L’après seconde guerre mondiale avait vu se mettre en place le « compromis fordiste ». La dynamique du capital était strictement encadrée et bornée, notamment par l’existence de services publics qui échappaient à la logique de la marchandisation. Les salariés se voyaient reconnaître un certain nombre de droits sociaux et les évolutions salariales se faisaient au même rythme que la productivité.
Le développement de l’entreprise et sa croissance étaient l’objectif principal des dirigeants. Dans cette situation, les directions d’entreprises étaient assez indépendantes par rapport aux actionnaires. Ce modèle « managérial » va prendre fin au milieu des années 1980 avec le passage à un capitalisme financiarisé.
Celui-ci se caractérise d’abord par la concentration des actions dans les mains de grands investisseurs (fonds de pension, fonds mutuels…). Ainsi aux États-Unis, les investisseurs institutionnels détenaient 60 % des actions en 2006 contre 10 % en 1970. Ces investisseurs ont acquis ainsi un poids considérable et ont pu imposer une nouvelle conception de l’entreprise. La gestion de l’entreprise doit être essentiellement tournée vers « la création de valeur pour l’actionnaire ». Il s’agit à la fois de faire monter le cours de l’action et d’avoir un niveau élevé de dividendes versés.
Ce qui est privilégié c’est la performance du titre boursier et non pas le projet stratégique de l’entreprise. Ces actionnaires exigent ainsi un taux de rentabilité des capitaux propres (ROE, return on equity) très élevé, de l’ordre de 15 %, alors même que la croissance économique est inférieure à 3 %. La croissance des dividendes est faramineuse : ils représentaient 9 % du PIB en 2009 contre 3 % du PIB en 1980. La contrepartie en a été une baisse de la part des salaires dans le PIB, d’environ 9 points par rapport au pic de 1982 et d’environ 6 points par rapport à la moyenne des Trente glorieuses.
Ce nouveau fonctionnement de l’entreprise se traduit par une redéfinition de la mission des managers dont l’objectif unique est d’être au service des actionnaires.

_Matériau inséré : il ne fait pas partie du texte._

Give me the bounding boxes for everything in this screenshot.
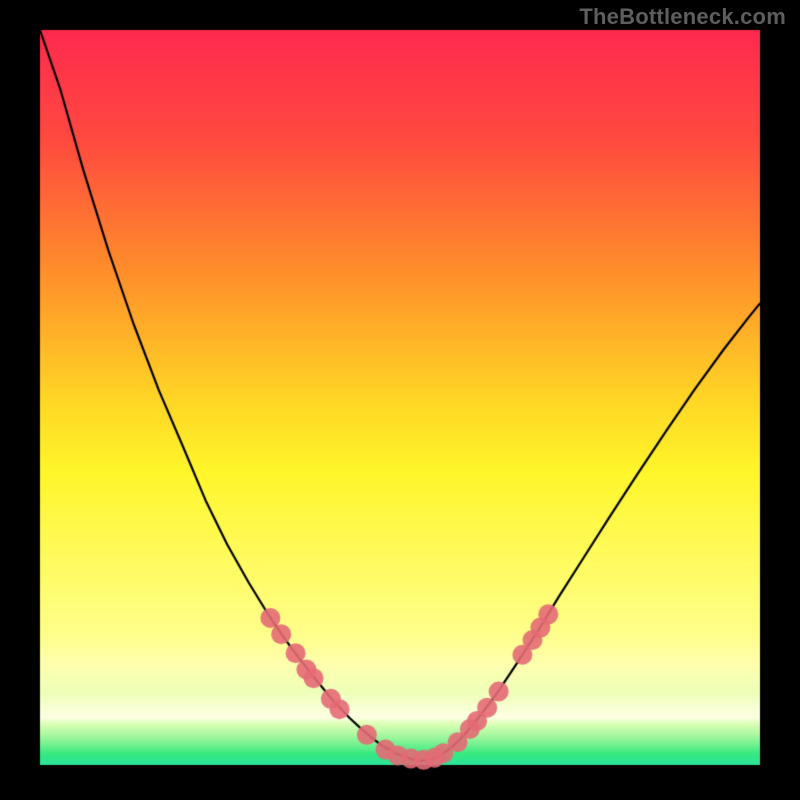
bottleneck-curve-chart: [0, 0, 800, 800]
stage: TheBottleneck.com: [0, 0, 800, 800]
watermark-text: TheBottleneck.com: [579, 4, 786, 30]
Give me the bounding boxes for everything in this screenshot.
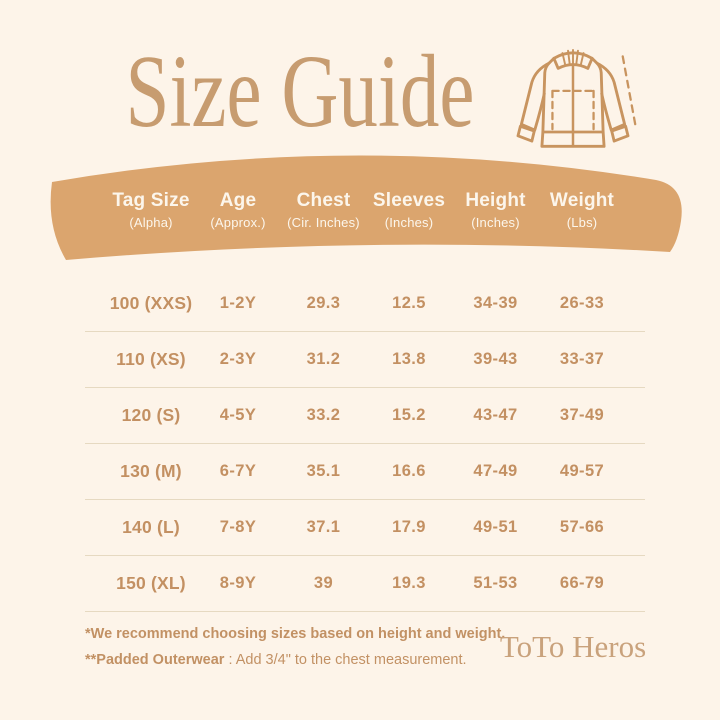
age-value: 2-3Y — [219, 350, 257, 368]
footer-notes: *We recommend choosing sizes based on he… — [85, 625, 505, 669]
age-value: 7-8Y — [219, 518, 257, 536]
sleeves-value: 16.6 — [392, 462, 426, 480]
tag-size-value: 120 (S) — [121, 405, 181, 425]
size-table: 100 (XXS) 1-2Y 29.3 12.5 34-39 26-33 110… — [85, 276, 645, 612]
height-value: 51-53 — [473, 574, 518, 592]
chest-value: 39 — [313, 574, 334, 592]
column-header-height: Height (Inches) — [465, 190, 526, 230]
footer-note-padded-outerwear: **Padded Outerwear : Add 3/4" to the che… — [85, 652, 467, 668]
height-value: 39-43 — [473, 350, 518, 368]
weight-value: 66-79 — [559, 574, 605, 592]
sleeves-value: 12.5 — [392, 294, 426, 312]
header-banner — [50, 155, 682, 260]
age-value: 4-5Y — [219, 406, 257, 424]
chest-value: 33.2 — [306, 406, 341, 424]
chest-value: 31.2 — [306, 350, 341, 368]
column-header-weight: Weight (Lbs) — [549, 190, 615, 230]
chest-value: 35.1 — [306, 462, 341, 480]
sleeves-value: 13.8 — [392, 350, 426, 368]
table-header-row: Tag Size (Alpha) Age (Approx.) Chest (Ci… — [85, 190, 645, 231]
footer-note-sizing: *We recommend choosing sizes based on he… — [85, 626, 506, 642]
tag-size-value: 100 (XXS) — [109, 293, 193, 313]
weight-value: 37-49 — [559, 406, 605, 424]
sleeves-value: 17.9 — [392, 518, 426, 536]
table-row-100-xxs: 100 (XXS) 1-2Y 29.3 12.5 34-39 26-33 — [85, 276, 645, 332]
tag-size-value: 110 (XS) — [116, 349, 186, 369]
height-value: 49-51 — [473, 518, 518, 536]
weight-value: 26-33 — [559, 294, 605, 312]
table-row-110-xs: 110 (XS) 2-3Y 31.2 13.8 39-43 33-37 — [85, 332, 645, 388]
height-value: 34-39 — [473, 294, 518, 312]
tag-size-value: 150 (XL) — [116, 573, 186, 593]
age-value: 8-9Y — [219, 574, 257, 592]
brand-logo: ToTo Heros — [499, 629, 647, 664]
weight-value: 57-66 — [559, 518, 605, 536]
height-value: 43-47 — [473, 406, 518, 424]
chest-value: 29.3 — [306, 294, 341, 312]
page-title: Size Guide — [125, 34, 475, 149]
table-row-120-s: 120 (S) 4-5Y 33.2 15.2 43-47 37-49 — [85, 388, 645, 444]
height-value: 47-49 — [473, 462, 518, 480]
column-header-tag-size: Tag Size (Alpha) — [112, 190, 190, 230]
column-header-sleeves: Sleeves (Inches) — [372, 190, 446, 230]
sleeves-value: 19.3 — [392, 574, 426, 592]
weight-value: 49-57 — [559, 462, 605, 480]
weight-value: 33-37 — [559, 350, 605, 368]
age-value: 6-7Y — [219, 462, 257, 480]
column-header-chest: Chest (Cir. Inches) — [287, 190, 360, 230]
table-row-130-m: 130 (M) 6-7Y 35.1 16.6 47-49 49-57 — [85, 444, 645, 500]
column-header-age: Age (Approx.) — [210, 190, 266, 230]
sleeves-value: 15.2 — [392, 406, 426, 424]
tag-size-value: 130 (M) — [120, 461, 182, 481]
table-row-140-l: 140 (L) 7-8Y 37.1 17.9 49-51 57-66 — [85, 500, 645, 556]
table-row-150-xl: 150 (XL) 8-9Y 39 19.3 51-53 66-79 — [85, 556, 645, 612]
chest-value: 37.1 — [306, 518, 341, 536]
jacket-icon — [516, 48, 638, 148]
age-value: 1-2Y — [219, 294, 257, 312]
tag-size-value: 140 (L) — [122, 517, 180, 537]
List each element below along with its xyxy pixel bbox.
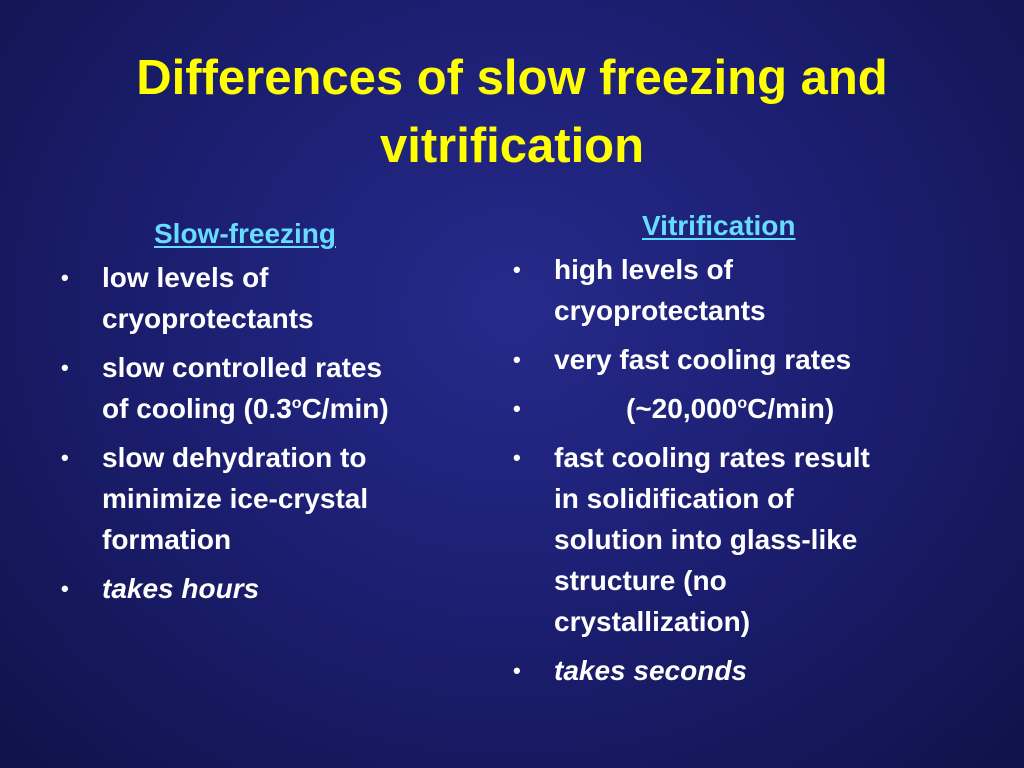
list-item: • slow controlled rates of cooling (0.3oC… (58, 347, 478, 429)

Les dirigeants sont attachés au sort des actionnaires par un mode de rémunération qui en fait des actionnaires de l’entreprise (stock-options, bonus lié au cours de Bourse…). C’est aujourd’hui le cas avec France Télécom. Endettée, l’entreprise ne va cependant pas se priver du versement de dividendes à ses actionnaires.
L’entreprise est gérée comme un actif financier qu’il s’agit de faire fructifier au maximum. Ce capitalisme actionnarial, dominé par une logique financière, a été une des causes majeures de la désindustrialisation dans tous les pays développés. La définanciarisation des entreprises est la condition sine qua non pour changer cette situation.